Art and culture accessible through Virtual Reality

Until teleportation arrives, the only possibility we have to visit the Hermitage in St. Petersburg and the MoMa in New York in the same day is thanks to virtual reality...

realidad virtual cultura
Communication Team


Reading time: 4 min

Before knowing how virtual reality (VR) can be applied to art and culture, what exactly does this technology consist of?

Virtual reality can be defined as the ability to take us to alternative digital worlds in which we stop perceiving the real world due to the total immersion we reach with the help of accessories such as glasses, controllers, gloves, headphones or even haptic suits.

The development of lighter devices, as well as the improvement of resolution and visual quality foresees a future in which the limits of virtual reality may be unimaginable by today’s standards.

Virtual reality (VR) has countless applications in different fields, from education to entertainment linked to the world of sports, as well as cultural and artistic.

It is on the latter that we are going to focus.

Concerts in VR

In line with the development of devices that we mentioned earlier, we can point out that to enjoy a concert in virtual reality, having the latest generation of devices (which are also generally the most expensive) is not a prerequisite to enjoy these immersive musical experiences.

But what exactly do we mean by a virtual reality concert?

By a VR concert we can simply mean anything from one that is enjoyed with a VR headset to one that features action projections using 360° videos. Because this technique records all angles of an environment, movement within the area can be simulated.

But it can go even further: not only can you attend a concert as if you were in physical reality; it offers possibilities such as living the event on stage, experiencing a cultural experience in which, thanks to technology, distances and even time limits disappear.

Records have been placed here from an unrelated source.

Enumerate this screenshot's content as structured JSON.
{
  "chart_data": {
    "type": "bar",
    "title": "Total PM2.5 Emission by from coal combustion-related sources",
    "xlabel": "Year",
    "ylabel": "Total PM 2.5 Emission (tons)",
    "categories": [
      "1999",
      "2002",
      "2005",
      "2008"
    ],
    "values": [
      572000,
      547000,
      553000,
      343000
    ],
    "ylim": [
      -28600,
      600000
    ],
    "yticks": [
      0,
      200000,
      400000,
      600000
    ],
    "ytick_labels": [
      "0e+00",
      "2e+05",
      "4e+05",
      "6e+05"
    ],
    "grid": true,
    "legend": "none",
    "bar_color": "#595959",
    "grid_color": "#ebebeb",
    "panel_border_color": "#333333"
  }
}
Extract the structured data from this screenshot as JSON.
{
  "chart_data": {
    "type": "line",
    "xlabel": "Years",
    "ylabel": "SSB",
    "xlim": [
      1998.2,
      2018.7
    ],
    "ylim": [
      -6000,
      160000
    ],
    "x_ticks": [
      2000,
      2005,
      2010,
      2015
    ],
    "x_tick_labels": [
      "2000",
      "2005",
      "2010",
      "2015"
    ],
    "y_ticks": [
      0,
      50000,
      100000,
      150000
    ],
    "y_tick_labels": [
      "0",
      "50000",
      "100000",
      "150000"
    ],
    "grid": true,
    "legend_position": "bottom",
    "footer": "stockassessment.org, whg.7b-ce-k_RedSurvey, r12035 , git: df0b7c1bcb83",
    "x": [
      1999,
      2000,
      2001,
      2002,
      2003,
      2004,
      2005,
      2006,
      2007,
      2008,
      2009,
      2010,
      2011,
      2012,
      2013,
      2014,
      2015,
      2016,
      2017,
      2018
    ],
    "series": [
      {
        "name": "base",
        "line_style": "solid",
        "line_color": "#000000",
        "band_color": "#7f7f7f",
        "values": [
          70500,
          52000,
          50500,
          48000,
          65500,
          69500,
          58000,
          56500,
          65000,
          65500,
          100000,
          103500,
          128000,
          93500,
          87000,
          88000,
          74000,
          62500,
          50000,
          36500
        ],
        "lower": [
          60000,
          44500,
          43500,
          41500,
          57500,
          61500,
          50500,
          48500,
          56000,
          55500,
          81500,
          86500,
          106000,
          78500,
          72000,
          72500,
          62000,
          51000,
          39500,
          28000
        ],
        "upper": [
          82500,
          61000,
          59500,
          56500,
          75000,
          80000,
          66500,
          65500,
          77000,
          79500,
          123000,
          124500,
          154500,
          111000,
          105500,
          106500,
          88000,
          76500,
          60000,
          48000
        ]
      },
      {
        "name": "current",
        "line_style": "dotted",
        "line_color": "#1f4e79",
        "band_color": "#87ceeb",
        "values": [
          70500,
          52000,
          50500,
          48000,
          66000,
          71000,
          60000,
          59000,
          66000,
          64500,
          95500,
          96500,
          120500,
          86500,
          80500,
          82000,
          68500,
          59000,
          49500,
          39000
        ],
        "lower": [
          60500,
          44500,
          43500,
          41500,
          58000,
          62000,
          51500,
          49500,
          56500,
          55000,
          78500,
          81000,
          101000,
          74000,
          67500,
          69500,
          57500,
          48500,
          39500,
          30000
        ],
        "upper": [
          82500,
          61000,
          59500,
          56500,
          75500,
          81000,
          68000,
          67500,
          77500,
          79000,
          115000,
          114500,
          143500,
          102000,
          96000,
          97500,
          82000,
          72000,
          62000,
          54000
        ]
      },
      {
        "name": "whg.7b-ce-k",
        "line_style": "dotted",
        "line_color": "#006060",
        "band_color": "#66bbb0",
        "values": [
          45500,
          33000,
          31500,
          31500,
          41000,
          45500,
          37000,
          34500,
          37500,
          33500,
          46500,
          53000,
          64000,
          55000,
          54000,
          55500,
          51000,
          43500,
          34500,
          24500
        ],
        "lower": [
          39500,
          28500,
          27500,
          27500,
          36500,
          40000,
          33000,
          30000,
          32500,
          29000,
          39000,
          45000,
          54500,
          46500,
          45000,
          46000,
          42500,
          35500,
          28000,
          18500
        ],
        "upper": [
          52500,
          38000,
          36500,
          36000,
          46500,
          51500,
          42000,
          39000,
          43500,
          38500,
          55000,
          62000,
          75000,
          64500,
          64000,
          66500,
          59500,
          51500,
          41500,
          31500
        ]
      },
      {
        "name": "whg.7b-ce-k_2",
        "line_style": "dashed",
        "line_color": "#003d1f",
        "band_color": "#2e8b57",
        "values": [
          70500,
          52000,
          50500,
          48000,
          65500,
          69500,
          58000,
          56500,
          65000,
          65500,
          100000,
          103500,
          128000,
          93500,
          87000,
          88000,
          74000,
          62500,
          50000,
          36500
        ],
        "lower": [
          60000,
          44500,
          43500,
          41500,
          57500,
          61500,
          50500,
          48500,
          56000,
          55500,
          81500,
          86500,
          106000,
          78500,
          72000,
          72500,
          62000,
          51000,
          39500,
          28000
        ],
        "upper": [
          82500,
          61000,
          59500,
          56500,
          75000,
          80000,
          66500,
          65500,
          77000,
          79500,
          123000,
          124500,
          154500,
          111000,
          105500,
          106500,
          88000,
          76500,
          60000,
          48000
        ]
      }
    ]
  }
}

Some examples of virtual reality concerts are the performances of Ariana Grande in Fortnite, Justin Bieber in Wave or Billie Eilish in Meta Quest.

Virtual reality for museums and exhibitions

Although there may be those who argue that visiting a museum virtually can never be the same as visiting it physically, the fact is that the elimination of physical distances considerably increases the possibilities of access to a very large number of people who cannot travel to the institution in question.

In general terms, these are the main applications of virtual reality in museums:

Virtual visits to exhibitions

For art lovers, visiting the great art galleries of the world can stop having an economic cost associated with travel to the different cities that host them.

With a simple VR glasses you can visit any museum or exhibition, with the added advantage that there are no time limits that prevent us from extending in our favorite room as long as we want.

We will even be able to visit temporary exhibitions that are physically no longer available in the buildings that house the museums.

The Prado Museum, for example, allows us to explore its rooms virtually with the best image quality and even with audio tours led by the curators.

Interactive experiences with works of art

A further step of the previous application in the specific interactive experience with specific works of art and not with the institution that hosts them.

Virtual reality allows you to practically get inside the works of art to get to know them and study them in detail, with the possibility of 360-degree exploration or even virtual manipulation of objects.

This interactivity generates a greater degree of interest and participation of visitors, with the advantages that this can also have in areas such as education.

An example of this possibility is the option of contemplating La Gioconda beyond the icon to explore everything there is behind the well-known portrait by Leonardo da Vinci.

Historical recreations

To contextualize works and conceive them with the historical dimensions of the time in which they were generated, historical recreations are a useful application of virtual reality to the cultural world.

Museums of other types, such as natural science museums, can also benefit from this use by allowing visitors to move into the specific ecosystems of flora or fauna. A possibility that can be combined with historical recreation in the case of talking about extinct animal species.

An example of these historical recreations is the Loarre castle, a medieval building from the 11th century (also famous for being the prison of the series El ministerio del Tiempo) that offers the possibility of visiting it from anywhere in the world without having to travel to the province of Huesca thanks to virtual reality.

New virtual art

In addition to the different options for enjoying existing art, virtual reality also allows for the creation of new works.

These new forms of artistic expression include the design of original environments in which multisensory virtual experiences are generated in which visitors are no longer passive subjects, but become involved as an active part of the artistic installation.

New artistic realities that also share their space with other growing technologies such as NFTs and the metaverse.


Without going into more subjective questions such as whether the degree of enjoyment of a virtual event can be comparable to the real one, what is undeniable is that the advance of technology in general and virtual reality in particular allows a greater diffusion of cultural events or exhibitions that historically have been limited to the physical availability of attending them.